From the AP:
"the Obama administration...rejected South Carolina Gov. Mark Sanford's (R) request to use his state's $700 million in stimulus money to retire debt. "White House Budget Director Peter Orszag said in a letter to the Republican ... that the federal stimulus law doesn't allow President Barack Obama to make an exception for that cash. Sanford sought a waiver last week, asking to pay off debt rather than use the money to create jobs and avoid deep program cuts."
TW: Much has been discussed on certain Republicans wanting to adopt Hooverite economic policies calling for greater savings amidst the largest demand contraction in decades. To repeat we are all caught up in the Paradox of Thrift by which individually it makes sense to squirrel away our nuts but in doing so we create a cycle of more demand destruction and associated asset depreciation.
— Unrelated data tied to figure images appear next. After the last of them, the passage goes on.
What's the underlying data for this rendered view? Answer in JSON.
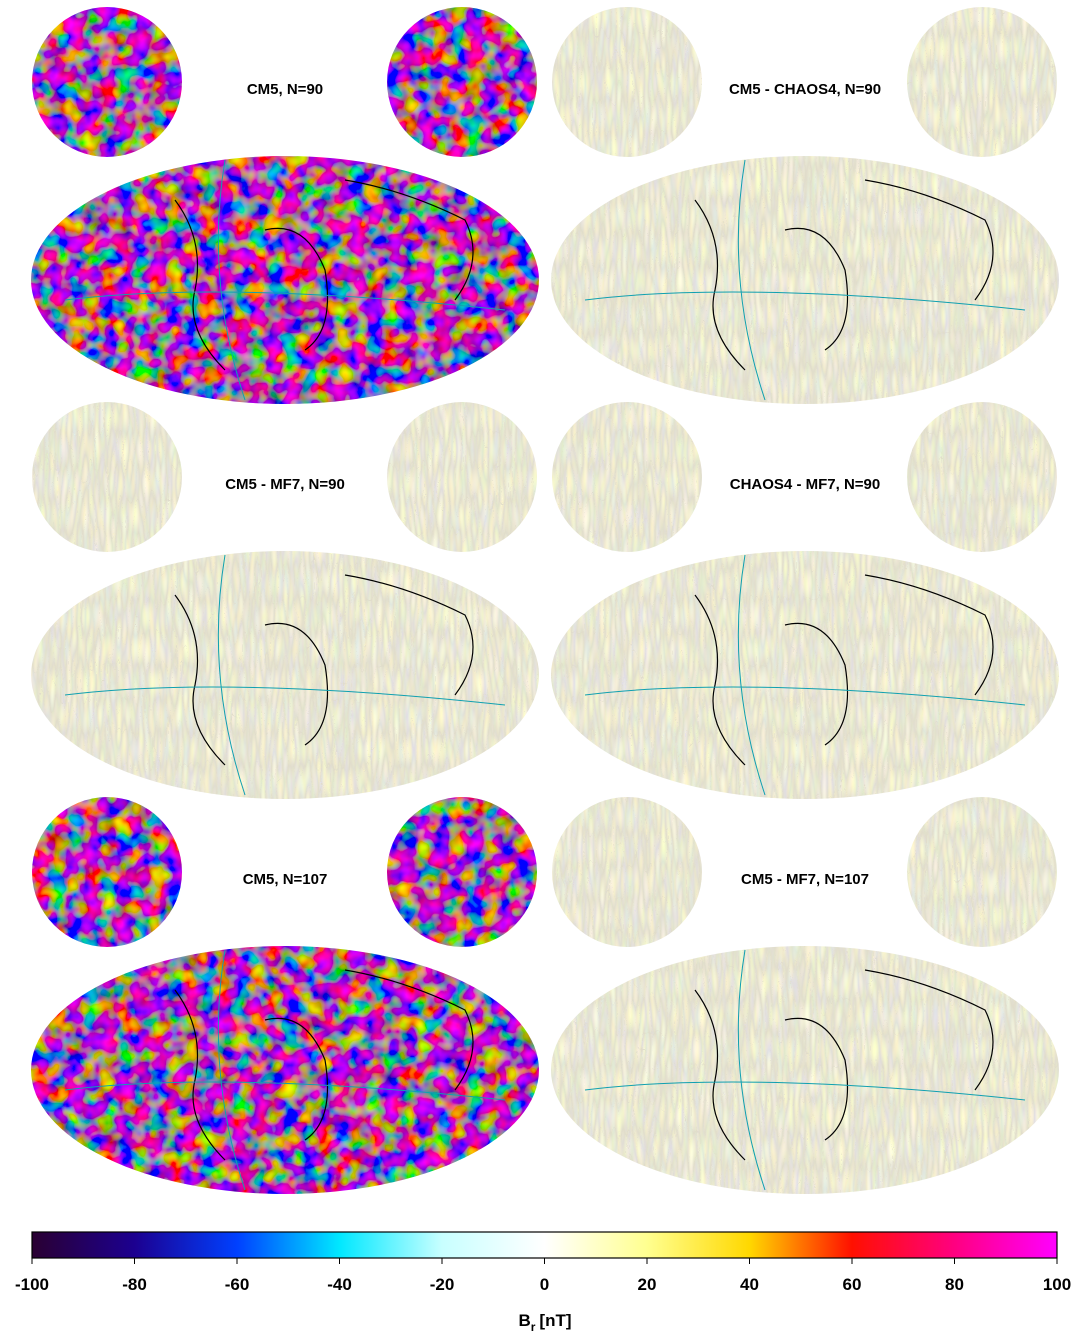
{
  "panels": [
    {
      "title": "CM5, N=90"
    },
    {
      "title": "CM5 - CHAOS4, N=90"
    },
    {
      "title": "CM5 - MF7, N=90"
    },
    {
      "title": "CHAOS4 - MF7, N=90"
    },
    {
      "title": "CM5, N=107"
    },
    {
      "title": "CM5 - MF7, N=107"
    }
  ],
  "colorbar": {
    "xlim": [
      -100,
      100
    ],
    "xticks": [
      -100,
      -80,
      -60,
      -40,
      -20,
      0,
      20,
      40,
      60,
      80,
      100
    ],
    "label": {
      "symbol": "B",
      "subscript": "r",
      "unit": "[nT]"
    }
  }
}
But there is another angle to an effort such as Sanford's, crass selfishness in pursuit of another economic concept: free-rider effect.
Some have expressed concern about our stimulus program "leaking" to other countries benefit. If the stimulus money goes to buy Chinese steel or German machine parts then we are stimulating Chinese and German instead of the presumed American target. This is a legitimate concern and why you hear about the need for "global stimulus" so that all countries are participating in the process.
The same concept can apply within the U.S., if a state like South Carolina could opt out of the program by using the money to retire debt (thereby offsetting indirectly their contribution to the stimulus program via federal taxes) they could enjoy the demand (e.g. by exporting goods or services to the other states) created by the other 49 states without incurring the costs. They would in effect become a free-rider. Nice try Mr. Sanford.